Hey everyone,
I'm a long-time lurker on this website, amazed by all the information and knowledge here. It's been really helpful in my personal sourdough, croissant and home-milling journey and I want to say thanks! Also, I'm a data scientist professionally, and recently, I completed a fun project based on the recipes on TFL :) Check it out on my blog - pratima.io
More details: I scraped some recipes from this website (thanks again to all the posters!) to train a neural network that could generate new bread formulas. Even though it wasn't perfect, it gave me a prediction to make sourdough with cloves, yogurt, flax meal and spelt flour and I did just that. Apart from some flax meal clumps, it was actually super delicious, and my husband and I really enjoyed eating it. Here are some pictures of the loaves I baked.
Hope you enjoyed learning about this random but fun bread-related thing today :)
Wow, that is really cool. I am busy at the moment but I will read through your posts as soon as I can.
Thanks so much... really happy that TFL exists, I've learned so much here. And hope you enjoy the posts!
Ok, I've read them all now. What you did is fascinating.
For sure, using structured input would make things much simpler. Most recipe sites enforce that by splitting out the different sections of each recipe into distinct fields: intro, ingredients, instructions, time, quantity, etc. Or, yeah, even in a free form blog by a single author, a single author will tend to follow a standard structure and set of conventions. Not really the case here, though even in your small data set you were able to identify underlying topics and patterns.
There is a structured recipe content type here, actually, but, as you noticed, most recipes are in blog posts or some of the forum sections. That was an approach I modelled early on here and it seems like most community members have preferred. For me the motivation behind that was because I didn't want a single post with the French Bread recipe -- 65% AP flour, 2% salt, 2% yeast or whatever -- to discourage longer conversations about all the nuances. Even if we're all baking from the same formula, there is a lot to talk about! As your word cloud picked up, words around methods like "stretch and fold" and time come up frequently, which makes sense given that our set of ingredients is actually pretty small compared to most recipe sites and our discussions tend to revolve around time, temperature, and technique.

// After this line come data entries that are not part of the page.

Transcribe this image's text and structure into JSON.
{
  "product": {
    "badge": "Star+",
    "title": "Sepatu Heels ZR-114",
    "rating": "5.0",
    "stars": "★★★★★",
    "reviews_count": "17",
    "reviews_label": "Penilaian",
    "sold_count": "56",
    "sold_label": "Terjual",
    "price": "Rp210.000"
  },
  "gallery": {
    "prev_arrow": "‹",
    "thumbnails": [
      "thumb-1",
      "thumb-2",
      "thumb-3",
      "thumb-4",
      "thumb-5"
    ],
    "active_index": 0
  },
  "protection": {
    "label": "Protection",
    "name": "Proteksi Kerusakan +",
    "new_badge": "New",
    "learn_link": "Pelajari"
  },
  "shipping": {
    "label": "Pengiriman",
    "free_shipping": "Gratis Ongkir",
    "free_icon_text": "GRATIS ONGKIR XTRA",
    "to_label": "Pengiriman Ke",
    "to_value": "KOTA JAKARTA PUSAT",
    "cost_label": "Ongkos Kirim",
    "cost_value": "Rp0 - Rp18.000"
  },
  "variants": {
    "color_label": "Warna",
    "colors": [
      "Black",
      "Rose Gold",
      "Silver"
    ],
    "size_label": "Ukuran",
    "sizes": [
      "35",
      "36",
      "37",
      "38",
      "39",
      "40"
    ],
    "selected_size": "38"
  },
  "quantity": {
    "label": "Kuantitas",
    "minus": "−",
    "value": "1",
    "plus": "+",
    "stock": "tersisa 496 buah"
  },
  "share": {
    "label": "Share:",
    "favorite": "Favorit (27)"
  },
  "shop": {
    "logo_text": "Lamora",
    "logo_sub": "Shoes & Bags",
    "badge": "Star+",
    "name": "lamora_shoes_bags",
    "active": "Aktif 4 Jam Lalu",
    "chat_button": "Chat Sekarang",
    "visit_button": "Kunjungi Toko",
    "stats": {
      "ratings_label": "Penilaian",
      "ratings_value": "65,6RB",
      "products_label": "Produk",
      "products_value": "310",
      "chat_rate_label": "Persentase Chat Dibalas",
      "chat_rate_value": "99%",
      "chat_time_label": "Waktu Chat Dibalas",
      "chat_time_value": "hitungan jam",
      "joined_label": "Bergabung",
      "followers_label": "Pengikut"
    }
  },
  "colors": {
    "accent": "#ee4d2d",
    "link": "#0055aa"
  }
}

A few years back I looked into some of the semantic web / RDF type stuff to try to provide more structure to posts that computers would pick up even if it wasn't visible directly to end users but didn't follow through. It also kinda seems like the buzz around the semantic web has cooled off, hasn't it? Maybe not, maybe I'm just not talking the right people any more. Regardless, it is fascinating to me that machine learning tools have gotten mature enough that even on a small data set running on a laptop you can pick up patterns as well as you could.
Thank you much for sharing your posts! And the code. I've starred your repos. I'd love to try running some of it locally when I have some time, maybe even come up with a new recipe of my own. ;^)
Yes definitely, one of the issues was that with such a small dataset, the differences in authors' styles affects the neural net results. But even so, I've seen a recipe predictor built on standardized data that knows the format+structure but doesn't know the differences between 1 tsp salt and 1 kg salt. It just seems like a hard problem to solve in general and requires the algorithm to know what the ingredient actually does. So maybe a combination of formulas and discussions about nuances of techniques is the way to go? With some tweaking, of course.
Hmm I don't know much about semantic web/RDF but now seems like the time to learn. Thanks for telling me about it!
I really enjoyed learning about the patterns in the data, especially because as a human, I don't always pick up on them reading on a blog post or two. But it's good to know what I think about and consider in the kitchen is what others on TFL think about as well :)
And you probably have access to more data than me, so I'm very interested to see what happens when you run the code locally. Do keep me posted, I'd love to know!